On Election Day, finally, there was near-unanimity about one thing: 2020 is an ugly, mean bear, and Americans mean to do something about it.
In the ninth month of spending way too much time at home — when for many millions there was no real school, no church to go to, no work — people were determined to vote, which they did in unimaginable, perhaps unprecedented, numbers.
When the anxiously awaited day finally came, there was hope in Atlanta, where Raheem Nas, having concluded that "the state of our country is unacceptable," cast his ballot for Joe Biden. Nas, 40, said he acted for his 6-year-old son and out of his own belief that Biden could heal America's wounds and make it safe for a Black man like him to "change my damn tire on the freeway without getting killed."
There was fear in Hoover, Ala., where Shannon Zuniga, a 64-year-old catering company employee, said Biden's election would mean socialism, unrest, "total chaos." She voted to keep President Donald Trump in the White House because, she said, he would preserve religious freedom and because "he's a man of his word. He is not always careful of his words. But he loves this country."
There was humiliation in Kenosha, Wis., where the coronavirus had played havoc with Angela Van Dyke's life. She lost her job in architecture in California when the pandemic kneecapped the economy. Now she was back in her Wisconsin hometown, taking advantage of same-day voter registration, wearing a gray mask and braving the crowd because she couldn't trust her ballot to the mail system.
"I'm completely embarrassed over our political state," said Van Dyke, 36. She voted for Biden as the antidote to Trump's cavalier attitude toward the virus.
As the nation's unusually long and confusing election season ended Tuesday, with millions of votes pouring in by mail, in drop-boxes and in person, Americans — perhaps paradoxically — put their faith in the system. For all of this era's unparalleled mistrust — of government, of institutions, of each other — voting is an intrinsically hopeful act, a statement that things can get better and that the leader of the country matters.

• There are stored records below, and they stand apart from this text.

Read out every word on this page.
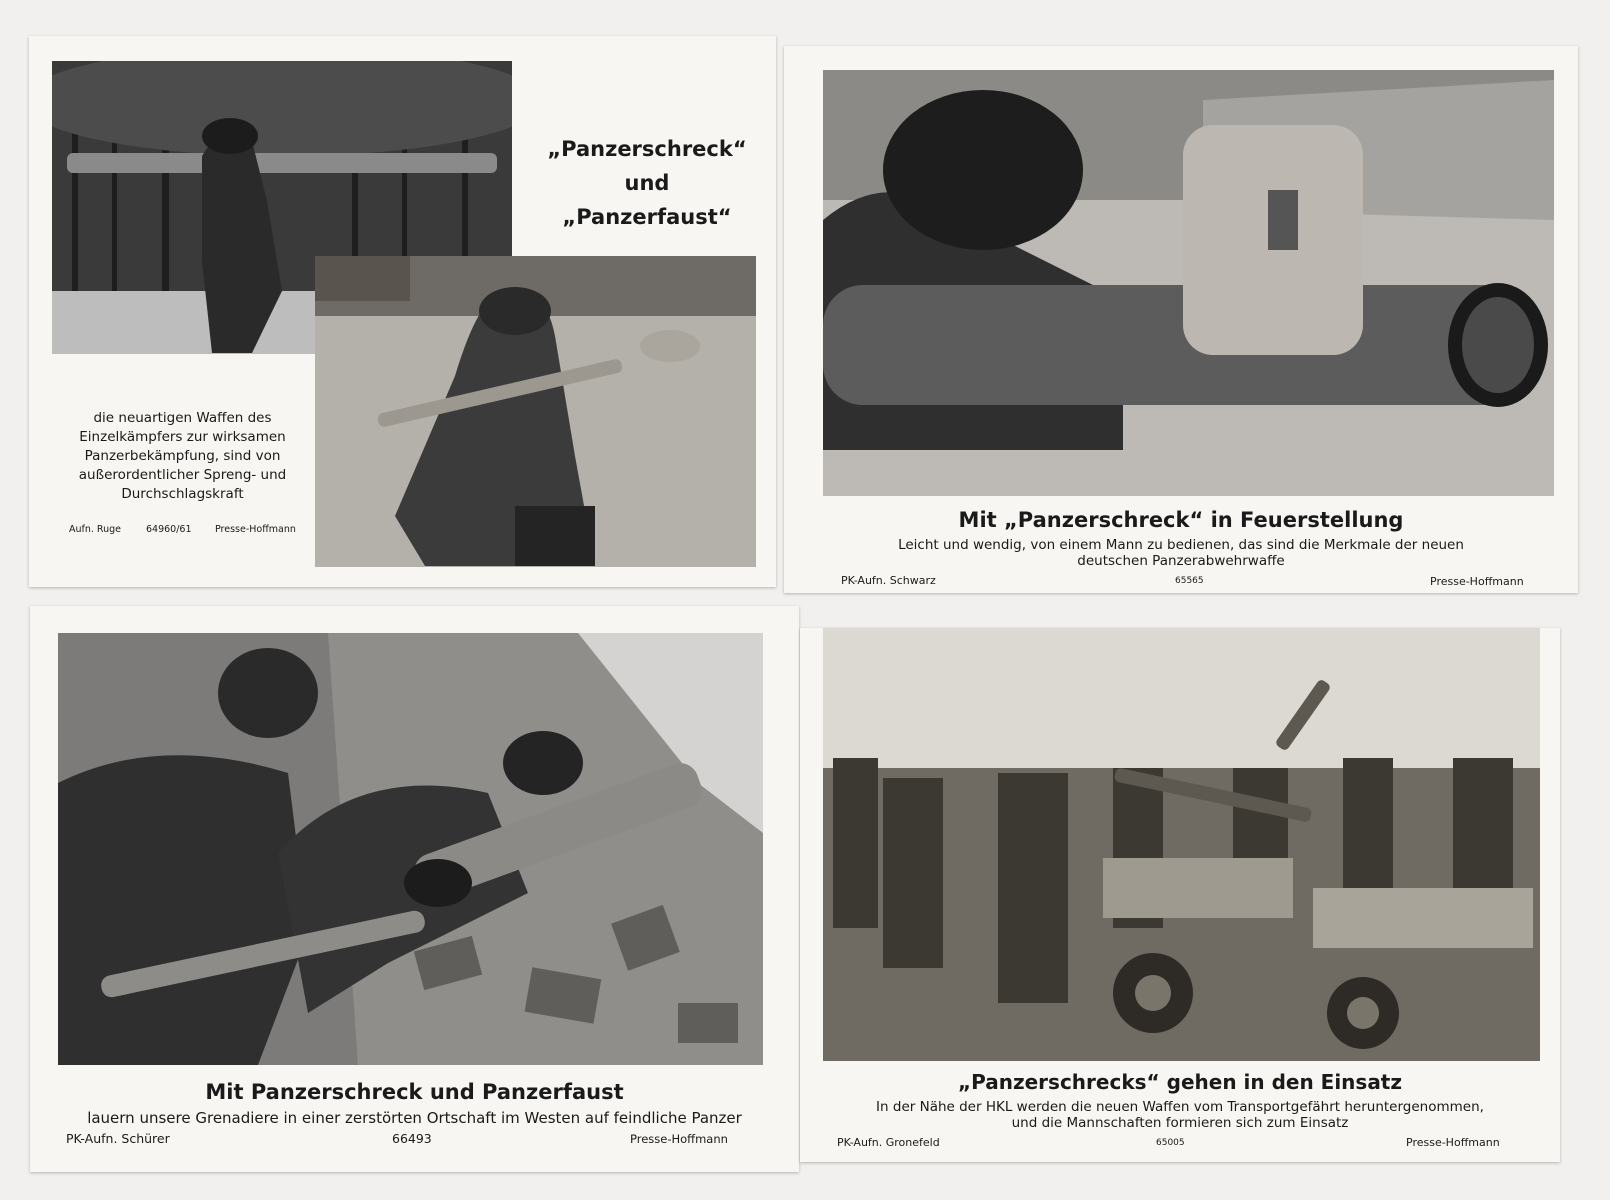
„Panzerschreck“
und
„Panzerfaust“
die neuartigen Waffen des
Einzelkämpfers zur wirksamen
Panzerbekämpfung, sind von
außerordentlicher Spreng- und
Durchschlagskraft
Aufn. Ruge	64960/61 Presse-Hoffmann	Mit „Panzerschreck“ in Feuerstellung
Leicht und wendig, von einem Mann zu bedienen, das sind die Merkmale der neuen
deutschen Panzerabwehrwaffe
PK-Aufn. Schwarz	65565	Presse-Hoffmann
Mit Panzerschreck und Panzerfaust
lauern unsere Grenadiere in einer zerstörten Ortschaft im Westen auf feindliche Panzer
PK-Aufn. Schürer	66493	Presse-Hoffmann
„Panzerschrecks“ gehen in den Einsatz
In der Nähe der HKL werden die neuen Waffen vom Transportgefährt heruntergenommen,
und die Mannschaften formieren sich zum Einsatz
PK-Aufn. Gronefeld	65005	Presse-Hoffmann
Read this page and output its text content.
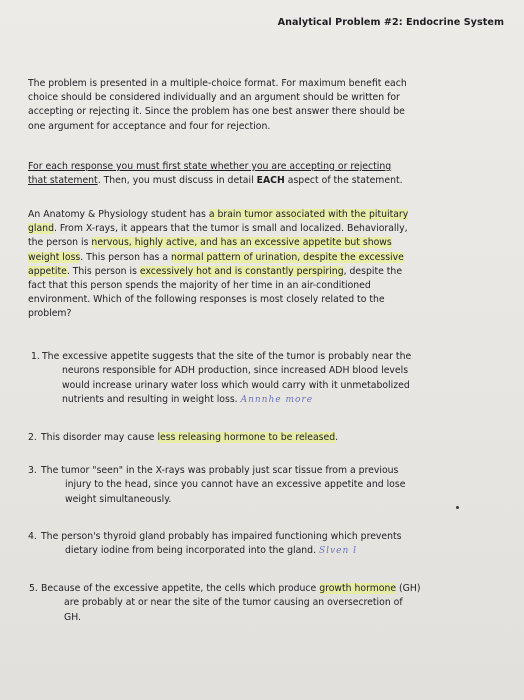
Analytical Problem #2: Endocrine System
The problem is presented in a multiple-choice format. For maximum benefit each
choice should be considered individually and an argument should be written for
accepting or rejecting it. Since the problem has one best answer there should be
one argument for acceptance and four for rejection.
For each response you must first state whether you are accepting or rejecting
that statement. Then, you must discuss in detail EACH aspect of the statement.
An Anatomy & Physiology student has a brain tumor associated with the pituitary
gland. From X-rays, it appears that the tumor is small and localized. Behaviorally,
the person is nervous, highly active, and has an excessive appetite but shows
weight loss. This person has a normal pattern of urination, despite the excessive
appetite. This person is excessively hot and is constantly perspiring, despite the
fact that this person spends the majority of her time in an air-conditioned
environment. Which of the following responses is most closely related to the
problem?
1. The excessive appetite suggests that the site of the tumor is probably near the
neurons responsible for ADH production, since increased ADH blood levels
would increase urinary water loss which would carry with it unmetabolized
nutrients and resulting in weight loss. Annnhe more
2. This disorder may cause less releasing hormone to be released.
3. The tumor "seen" in the X-rays was probably just scar tissue from a previous
injury to the head, since you cannot have an excessive appetite and lose
weight simultaneously.
4. The person's thyroid gland probably has impaired functioning which prevents
dietary iodine from being incorporated into the gland. Slven l
5. Because of the excessive appetite, the cells which produce growth hormone (GH)
are probably at or near the site of the tumor causing an oversecretion of
GH.
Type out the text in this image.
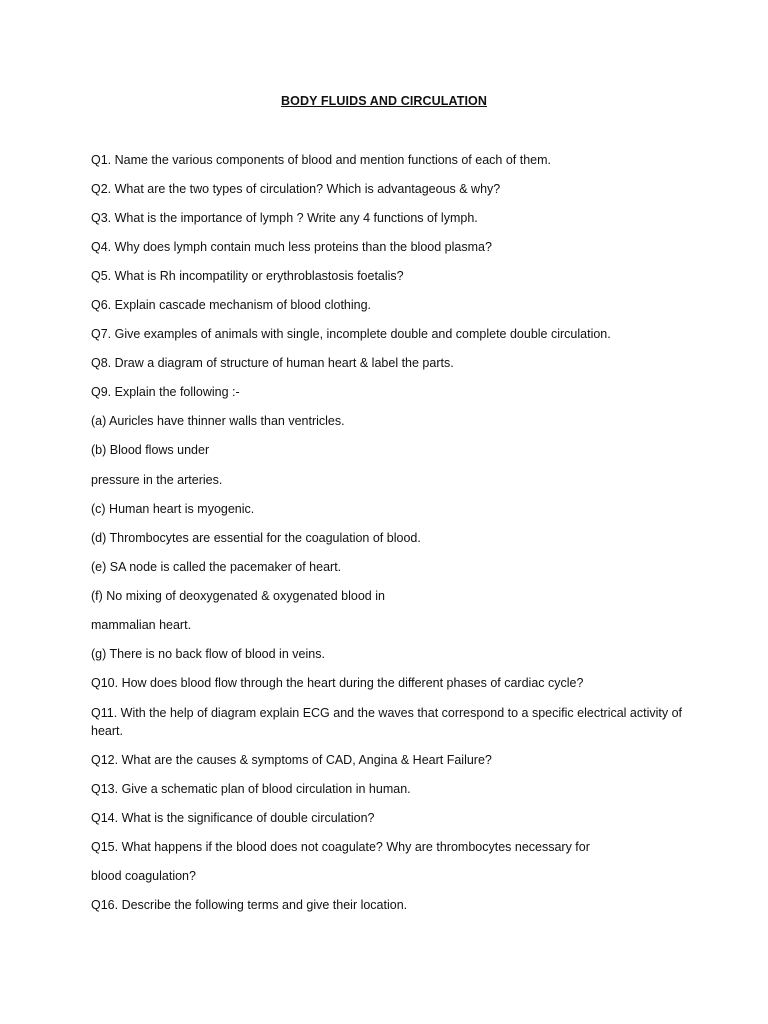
BODY FLUIDS AND CIRCULATION
Q1. Name the various components of blood and mention functions of each of them.
Q2. What are the two types of circulation? Which is advantageous & why?
Q3. What is the importance of lymph ? Write any 4 functions of lymph.
Q4. Why does lymph contain much less proteins than the blood plasma?
Q5. What is Rh incompatility or erythroblastosis foetalis?
Q6. Explain cascade mechanism of blood clothing.
Q7. Give examples of animals with single, incomplete double and complete double circulation.
Q8. Draw a diagram of structure of human heart & label the parts.
Q9. Explain the following :-
(a) Auricles have thinner walls than ventricles.
(b) Blood flows under
pressure in the arteries.
(c) Human heart is myogenic.
(d) Thrombocytes are essential for the coagulation of blood.
(e) SA node is called the pacemaker of heart.
(f) No mixing of deoxygenated & oxygenated blood in
mammalian heart.
(g) There is no back flow of blood in veins.
Q10. How does blood flow through the heart during the different phases of cardiac cycle?
Q11. With the help of diagram explain ECG and the waves that correspond to a specific electrical activity of heart.
Q12. What are the causes & symptoms of CAD, Angina & Heart Failure?
Q13. Give a schematic plan of blood circulation in human.
Q14. What is the significance of double circulation?
Q15. What happens if the blood does not coagulate? Why are thrombocytes necessary for
blood coagulation?
Q16. Describe the following terms and give their location.
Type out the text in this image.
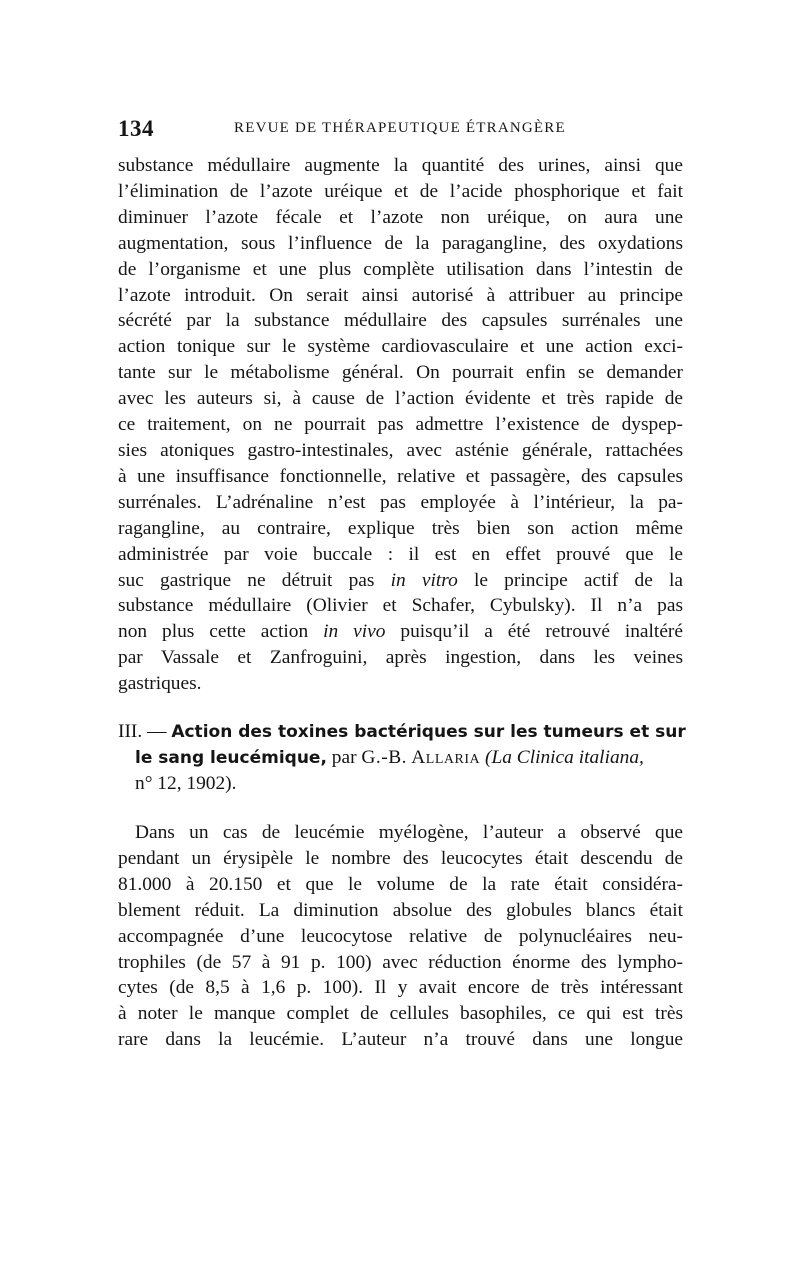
134	REVUE DE THÉRAPEUTIQUE ÉTRANGÈRE
substance médullaire augmente la quantité des urines, ainsi que
l’élimination de l’azote uréique et de l’acide phosphorique et fait
diminuer l’azote fécale et l’azote non uréique, on aura une
augmentation, sous l’influence de la paragangline, des oxydations
de l’organisme et une plus complète utilisation dans l’intestin de
l’azote introduit. On serait ainsi autorisé à attribuer au principe
sécrété par la substance médullaire des capsules surrénales une
action tonique sur le système cardiovasculaire et une action exci-
tante sur le métabolisme général. On pourrait enfin se demander
avec les auteurs si, à cause de l’action évidente et très rapide de
ce traitement, on ne pourrait pas admettre l’existence de dyspep-
sies atoniques gastro-intestinales, avec asténie générale, rattachées
à une insuffisance fonctionnelle, relative et passagère, des capsules
surrénales. L’adrénaline n’est pas employée à l’intérieur, la pa-
ragangline, au contraire, explique très bien son action même
administrée par voie buccale : il est en effet prouvé que le
suc gastrique ne détruit pas in vitro le principe actif de la
substance médullaire (Olivier et Schafer, Cybulsky). Il n’a pas
non plus cette action in vivo puisqu’il a été retrouvé inaltéré
par Vassale et Zanfroguini, après ingestion, dans les veines
gastriques.
III. — Action des toxines bactériques sur les tumeurs et sur
le sang leucémique, par G.-B. Allaria (La Clinica italiana,
n° 12, 1902).
Dans un cas de leucémie myélogène, l’auteur a observé que
pendant un érysipèle le nombre des leucocytes était descendu de
81.000 à 20.150 et que le volume de la rate était considéra-
blement réduit. La diminution absolue des globules blancs était
accompagnée d’une leucocytose relative de polynucléaires neu-
trophiles (de 57 à 91 p. 100) avec réduction énorme des lympho-
cytes (de 8,5 à 1,6 p. 100). Il y avait encore de très intéressant
à noter le manque complet de cellules basophiles, ce qui est très
rare dans la leucémie. L’auteur n’a trouvé dans une longue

There was no shortage of despair in this vote. There was even, for some, a nagging fear that the election would spin into a chaotic cascade of street violence and court battles. But in churches, schools, town halls, community centers and fire stations across the country, Americans also gathered with some belief, some aspiration, that as Abraham Lincoln told a divided nation in his first inaugural address, "We must not be enemies. Though passion may have strained, it must not break, our bonds of affection."